2 petites ailes de raie

10 cl de vin blanc sec

70 g de beurre (environ)

1 petite échalote

sel/poivre

10/20 câpres

quelques brins d’aneth

Le beurre blanc n’est pas difficile à faire, par contre il ne supporte pas d’attendre ! Il faut donc s’organiser et le réaliser à la dernière minute lorsque le poisson est cuit.

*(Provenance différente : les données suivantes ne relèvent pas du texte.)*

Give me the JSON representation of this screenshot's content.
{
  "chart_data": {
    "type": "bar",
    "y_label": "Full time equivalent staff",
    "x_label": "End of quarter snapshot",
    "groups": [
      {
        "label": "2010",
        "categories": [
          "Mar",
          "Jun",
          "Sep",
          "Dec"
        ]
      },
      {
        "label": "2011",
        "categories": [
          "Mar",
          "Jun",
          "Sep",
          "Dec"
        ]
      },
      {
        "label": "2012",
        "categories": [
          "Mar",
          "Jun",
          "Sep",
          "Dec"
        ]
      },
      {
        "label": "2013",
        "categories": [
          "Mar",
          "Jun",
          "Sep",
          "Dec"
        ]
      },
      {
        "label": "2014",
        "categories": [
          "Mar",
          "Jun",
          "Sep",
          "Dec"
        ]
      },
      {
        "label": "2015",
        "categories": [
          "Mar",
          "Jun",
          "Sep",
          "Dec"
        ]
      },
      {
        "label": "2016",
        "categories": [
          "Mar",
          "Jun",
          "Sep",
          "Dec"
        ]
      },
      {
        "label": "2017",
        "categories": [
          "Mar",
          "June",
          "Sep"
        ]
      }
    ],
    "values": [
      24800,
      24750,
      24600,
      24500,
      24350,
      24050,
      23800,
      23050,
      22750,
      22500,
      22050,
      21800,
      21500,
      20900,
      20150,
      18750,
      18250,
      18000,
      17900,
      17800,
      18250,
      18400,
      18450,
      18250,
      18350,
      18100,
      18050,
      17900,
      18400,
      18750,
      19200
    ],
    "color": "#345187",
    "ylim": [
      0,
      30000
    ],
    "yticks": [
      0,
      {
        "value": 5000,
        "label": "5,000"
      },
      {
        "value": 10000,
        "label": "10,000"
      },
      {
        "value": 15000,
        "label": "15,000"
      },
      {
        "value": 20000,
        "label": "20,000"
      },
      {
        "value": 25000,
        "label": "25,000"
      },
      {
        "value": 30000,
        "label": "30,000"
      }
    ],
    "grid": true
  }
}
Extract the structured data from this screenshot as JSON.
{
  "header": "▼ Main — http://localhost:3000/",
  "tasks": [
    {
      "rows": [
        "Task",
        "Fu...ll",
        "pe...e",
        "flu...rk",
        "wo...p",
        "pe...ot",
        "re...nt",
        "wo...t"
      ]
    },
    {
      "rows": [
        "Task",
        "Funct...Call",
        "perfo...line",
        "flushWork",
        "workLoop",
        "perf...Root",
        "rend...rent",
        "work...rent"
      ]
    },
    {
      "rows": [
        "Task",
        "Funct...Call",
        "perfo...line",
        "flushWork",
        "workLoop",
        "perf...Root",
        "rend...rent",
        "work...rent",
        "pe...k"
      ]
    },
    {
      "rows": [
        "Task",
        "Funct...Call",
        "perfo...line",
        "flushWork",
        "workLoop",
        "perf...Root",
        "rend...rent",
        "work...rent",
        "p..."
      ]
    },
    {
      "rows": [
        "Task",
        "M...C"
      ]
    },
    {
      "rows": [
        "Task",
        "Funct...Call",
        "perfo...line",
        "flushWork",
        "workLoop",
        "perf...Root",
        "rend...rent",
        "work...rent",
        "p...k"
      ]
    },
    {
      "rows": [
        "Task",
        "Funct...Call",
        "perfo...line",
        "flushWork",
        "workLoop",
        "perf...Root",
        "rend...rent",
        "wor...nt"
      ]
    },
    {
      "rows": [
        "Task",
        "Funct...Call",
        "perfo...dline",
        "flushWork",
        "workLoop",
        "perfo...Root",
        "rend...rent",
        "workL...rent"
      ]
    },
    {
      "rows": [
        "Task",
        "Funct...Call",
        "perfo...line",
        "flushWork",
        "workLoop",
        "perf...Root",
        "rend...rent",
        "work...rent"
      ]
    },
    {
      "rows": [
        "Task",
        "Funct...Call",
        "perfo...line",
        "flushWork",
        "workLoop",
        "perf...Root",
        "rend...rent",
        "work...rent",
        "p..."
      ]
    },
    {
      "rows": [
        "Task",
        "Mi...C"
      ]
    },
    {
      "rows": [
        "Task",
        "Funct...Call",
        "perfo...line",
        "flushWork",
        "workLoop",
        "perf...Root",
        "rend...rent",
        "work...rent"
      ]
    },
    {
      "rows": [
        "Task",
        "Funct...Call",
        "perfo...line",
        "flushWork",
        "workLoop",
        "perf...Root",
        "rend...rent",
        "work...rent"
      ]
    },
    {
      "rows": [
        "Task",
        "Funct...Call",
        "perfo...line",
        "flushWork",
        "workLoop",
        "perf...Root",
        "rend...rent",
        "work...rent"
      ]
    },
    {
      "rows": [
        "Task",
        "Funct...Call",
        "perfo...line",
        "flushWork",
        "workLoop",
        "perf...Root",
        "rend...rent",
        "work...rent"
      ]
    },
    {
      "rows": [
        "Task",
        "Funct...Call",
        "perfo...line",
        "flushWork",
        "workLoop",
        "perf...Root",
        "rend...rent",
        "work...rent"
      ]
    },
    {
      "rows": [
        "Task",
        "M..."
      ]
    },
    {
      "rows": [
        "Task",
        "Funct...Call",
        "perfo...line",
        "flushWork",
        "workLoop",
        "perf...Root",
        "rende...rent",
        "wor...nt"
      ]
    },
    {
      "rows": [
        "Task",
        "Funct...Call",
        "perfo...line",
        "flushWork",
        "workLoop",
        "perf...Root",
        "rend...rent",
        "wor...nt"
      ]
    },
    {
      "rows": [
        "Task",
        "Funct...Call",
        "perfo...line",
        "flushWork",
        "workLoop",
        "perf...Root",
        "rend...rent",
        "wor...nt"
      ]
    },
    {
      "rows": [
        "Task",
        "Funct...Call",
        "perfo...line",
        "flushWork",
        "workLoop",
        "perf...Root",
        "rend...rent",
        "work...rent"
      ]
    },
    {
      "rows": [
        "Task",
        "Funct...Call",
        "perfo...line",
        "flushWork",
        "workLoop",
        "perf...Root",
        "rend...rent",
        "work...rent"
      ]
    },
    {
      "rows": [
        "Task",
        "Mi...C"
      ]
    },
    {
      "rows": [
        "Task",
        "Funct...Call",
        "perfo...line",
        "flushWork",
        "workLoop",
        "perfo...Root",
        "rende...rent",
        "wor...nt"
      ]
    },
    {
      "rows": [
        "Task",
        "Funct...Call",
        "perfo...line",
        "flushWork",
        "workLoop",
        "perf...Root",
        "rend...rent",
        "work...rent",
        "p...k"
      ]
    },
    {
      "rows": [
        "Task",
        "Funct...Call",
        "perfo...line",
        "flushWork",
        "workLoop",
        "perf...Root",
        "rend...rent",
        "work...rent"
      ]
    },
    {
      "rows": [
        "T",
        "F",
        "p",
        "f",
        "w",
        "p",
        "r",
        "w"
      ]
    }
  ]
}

J’utilise pour cuire à la vapeur un couscoussier à 2 niveaux (pas cher et super pratique) ; sinon, vous avez sûrement un cuit-vapeur plus performant qui fera très bien l’affaire. Je commence donc par faire bouillir un bon fond d’eau dans mon couscoussier avec des tiges et quelques feuilles d’aneth pour obtenir une vapeur bien odoriférante. J’ai gardé la plupart des feuilles d’aneth et les émince finement dès à présent pour les mettre dans le beurre blanc à la toute fin.

Dans une petite casserole, je réunis l’échalote ciselée le plus fin possible, le vin blanc du sel et du poivre et je mets à feu vif (mais qui ne déborde pas de la casserole : c’est gâcher du gaz pour rien) jusqu’à ce qu’il ne reste qu’un tout petit fond de vin réduit.

Pendant ce temps, je coupe mon beurre en tous petits dés et le remets bien au frais (c’est le contraste chaud/froid qui permet d’obtenir la texture crémeuse du beurre blanc).

L’eau bout, je peux donc mettre mon poisson dans le panier à cuire 8 à 10 minutes.

Si la réduction est déjà bien avancée, n’oubliez pas de couper le gaz ! Je garde bien mes câpres égouttées et les herbes hachées à portée de main.

La raie va être cuite dans 2 minutes, il est temps de s’affoler ! On rallume sous le vin blanc, on s’empare du fouet et du beurre bien froid et on en introduit une bonne petite quantité en fouettant en allant bien partout (on forme un huit) et on en ajoute à volonté jusqu’à obtenir la texture qui nous plaît vraiment. Il ne reste qu’à introduire les câpres et l’aneth. La sauce est prête et brillante à souhait, de quoi napper ces jolies ailes un peu pâlichonnes…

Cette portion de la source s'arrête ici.